As usual things are more complicated than that. Salmonella is a bacterium. There are many different types of Salmonella. Some of them are more likely to cause disease than others. Many people will develop an asymptomatic infection. Those that do develop symptoms usually will have intestinal symptoms.

This symptoms include fever, abdominal cramps, vomiting and diarrhea. In most cases these symptoms go away without treatment. However, sometimes the vomiting and diarrhea can be so bad that they can cause dehydration. This can be serious.

There are two major categories of Salmonella. One is Salmonella Typhi. It is the cause of typhoid fever. The rest of the organisms are grouped into what are called non-typhoidal Salmonella.

There are about 1,200,000 cases of non-typhoidal Salmonella in the U.S. every year. They account for about 450 deaths. That is a fatality rate of 0.03 percent. Thus the rate is very low (much less than one percent).

Globally these organisms cause more problems than they do in our country. There are about 90,300 deaths globally each year from non-typhoidal Salmonella. Typhoid fever causes an additional 178,000 deaths globally each year.

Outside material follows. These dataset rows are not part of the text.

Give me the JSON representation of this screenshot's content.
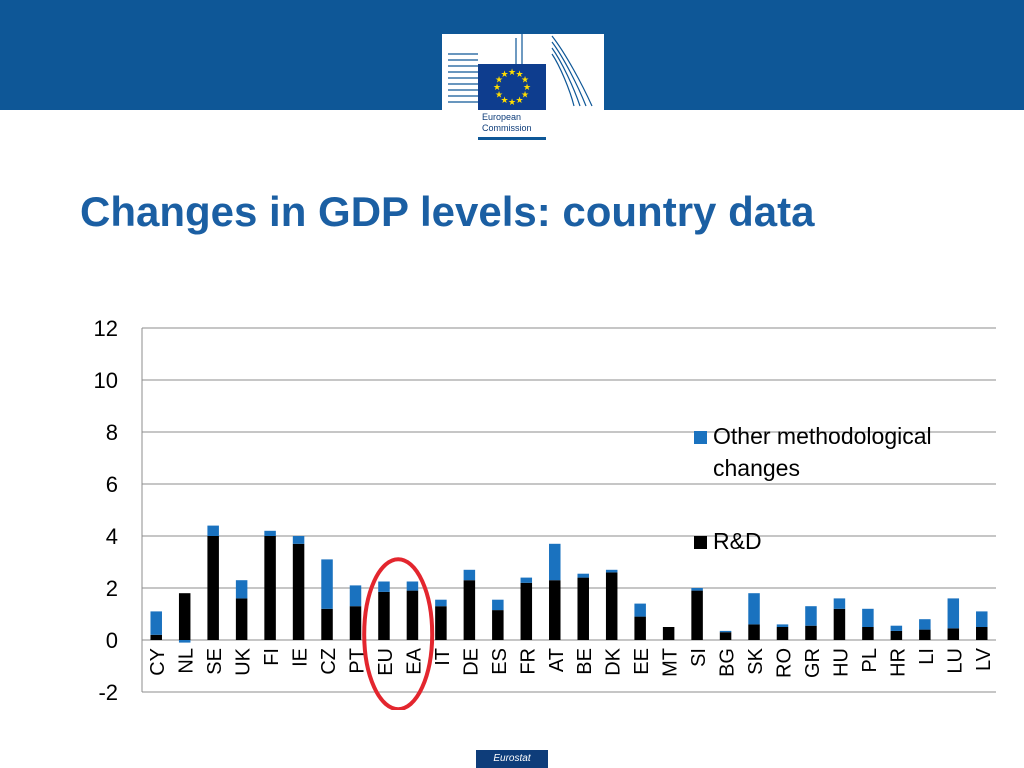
{
  "header": {
    "logo_lines": [
      "European",
      "Commission"
    ],
    "colors": {
      "band": "#0e5797",
      "flag": "#0e3d8e",
      "stars": "#ffdd00"
    }
  },
  "title": "Changes in GDP levels: country data",
  "footer": {
    "label": "Eurostat"
  },
  "highlight": {
    "categories": [
      "EU",
      "EA"
    ],
    "color": "#e3262e",
    "shape": "ellipse"
  },
  "chart_data": {
    "type": "bar",
    "stacked": true,
    "title": "",
    "xlabel": "",
    "ylabel": "",
    "ylim": [
      -2,
      12
    ],
    "yticks": [
      -2,
      0,
      2,
      4,
      6,
      8,
      10,
      12
    ],
    "grid": true,
    "legend": "right",
    "categories": [
      "CY",
      "NL",
      "SE",
      "UK",
      "FI",
      "IE",
      "CZ",
      "PT",
      "EU",
      "EA",
      "IT",
      "DE",
      "ES",
      "FR",
      "AT",
      "BE",
      "DK",
      "EE",
      "MT",
      "SI",
      "BG",
      "SK",
      "RO",
      "GR",
      "HU",
      "PL",
      "HR",
      "LI",
      "LU",
      "LV"
    ],
    "series": [
      {
        "name": "R&D",
        "color": "#000000",
        "values": [
          0.2,
          1.8,
          4.0,
          1.6,
          4.0,
          3.7,
          1.2,
          1.3,
          1.85,
          1.9,
          1.3,
          2.3,
          1.15,
          2.2,
          2.3,
          2.4,
          2.6,
          0.9,
          0.5,
          1.9,
          0.3,
          0.6,
          0.5,
          0.55,
          1.2,
          0.5,
          0.35,
          0.4,
          0.45,
          0.5
        ]
      },
      {
        "name": "Other methodological changes",
        "color": "#1a72bf",
        "values": [
          0.9,
          -0.1,
          0.4,
          0.7,
          0.2,
          0.3,
          1.9,
          0.8,
          0.4,
          0.35,
          0.25,
          0.4,
          0.4,
          0.2,
          1.4,
          0.15,
          0.1,
          0.5,
          0.0,
          0.1,
          0.05,
          1.2,
          0.1,
          0.75,
          0.4,
          0.7,
          0.2,
          0.4,
          1.15,
          0.6
        ]
      }
    ],
    "legend_lines": [
      [
        "Other methodological",
        "changes"
      ],
      [
        "R&D"
      ]
    ]
  }
}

The infections usually last for 4-7 days and then improve. The goal is to keep the patient from dehydrating from the fluid losses.

These organisms are sensitive to antibiotics. The problem is that antibiotic treatment can cause them to go into hiding in the intestinal tract. That prolongs the infection. Therefore, it does not make sense to use antibiotics for routine cases. They should be reserved for more severe cases.

In patients with immune system problems or in children, Salmonella can enter the blood stream. When that happens it can cause infections in places far from the intestine. It can cause meningitis. It can cause bone infections. It can cause joint infections.

The infection comes from contaminated food. Thus it is a form of food poisoning. It is often found in animal feces. That means transmission can occur when hands touch food contaminated with that. That means that almost any food can carry it.

There are other means of getting it. About 10 percent of the infections in our country each year come from undercooked chicken eggs. That is why I will not eat soft boiled eggs. Pet turtles are also a source of infection.

Good hand hygiene is essential. Washing hands after touching raw meat is necessary. Care when washing raw meat is important so that there is not a lot of splashing onto you. A lot of the approach is prevention.

The good news is that you are now informed. Sometime in the future you will read a story about food being recalled because of Salmonella. The writer will assume you know it means. Now you do.

COVID update- This week we became the 20th country in the world to reach 2,000 deaths per million population from COVID-19. If you do the math, that means that one out of every 500 Americans has now died from COVID-19.

 The number of new cases nationally was 1,120,000 last week. This week it rose slightly to 1,140,000. The number of cases in Sussex County last week was 712. This week it was 806.

 The virus continues to prove my point. One of two things will happen to everyone. You can either get the vaccine or wait until you get the infection. Those are the only two options.